ARENA has a clear interest in upholding the Constitutional Chamber’s order. In a 2008 cable from the US Embassy that was released by Wikileaks, ARENA party leaders revealed that controlling the Supreme Court was part of their “Plan B” were they to lose the Presidential elections to the FMLN in 2009. Furthermore, there are several pending claims before the Supreme Court – challenging the constitutionality of the Central America Free Trade Agreement and the dollarization of the economy, as well as the 1989 murder of the Jesuits, that would motivate the Salvadoran oligarchy to maintain control over the courts.
The FMLN has identified the conflict over the magistrates as part of the ARENA’s plan to destabilize and defeat El Salvador’s first leftist government. Going public with their discovery of an internal ARENA document in April, Lorenzana told the press that blocking the elections will “generate a serious problem of political instability, of un-governability. This will have a serious impact on the economies of the country and on the credibility of the country. The democratic institutions will not be able to function.”
On July 12, the FMLN announced that one of ARENA’s goal in seeking to control the Constitutional Chamber is to challenge the legality of the FMLN as a political party. According to José Luis Merino of the FMLN, “These four gentlemen of the Constitutional Chamber have had papers in their hands to declare the creation of the FMLN unconstitutional.”

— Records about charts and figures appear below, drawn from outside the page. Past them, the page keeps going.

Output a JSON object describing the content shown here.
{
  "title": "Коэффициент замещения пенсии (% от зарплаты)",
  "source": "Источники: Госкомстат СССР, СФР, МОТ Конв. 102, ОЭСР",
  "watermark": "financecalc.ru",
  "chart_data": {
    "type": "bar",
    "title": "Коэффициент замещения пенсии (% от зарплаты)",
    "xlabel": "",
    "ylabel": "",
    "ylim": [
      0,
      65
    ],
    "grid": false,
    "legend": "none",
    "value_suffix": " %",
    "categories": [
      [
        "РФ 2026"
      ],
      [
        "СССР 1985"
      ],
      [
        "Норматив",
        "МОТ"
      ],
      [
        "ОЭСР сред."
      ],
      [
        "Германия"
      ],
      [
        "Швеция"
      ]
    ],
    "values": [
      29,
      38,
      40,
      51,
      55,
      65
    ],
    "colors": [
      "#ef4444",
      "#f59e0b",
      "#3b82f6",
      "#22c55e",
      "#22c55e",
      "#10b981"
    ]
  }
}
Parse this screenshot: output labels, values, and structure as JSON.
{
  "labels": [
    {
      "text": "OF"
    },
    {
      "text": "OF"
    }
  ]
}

In recent weeks, a negotiation table in the Legislative Assembly has proposed various solutions. The FMLN, joined by most of the rest of the Assembly, has agreed to hold elections for both rounds of magistrates, in which the original results would be re-created, a solution that would respect the influence ARENA had in the Assembly in 2006 and the influence that the FMLN and GANA had in 2012. However, while ARENA claims to be “open to negotiation,” the party has continued to insist on new elections to replace all ten magistrates.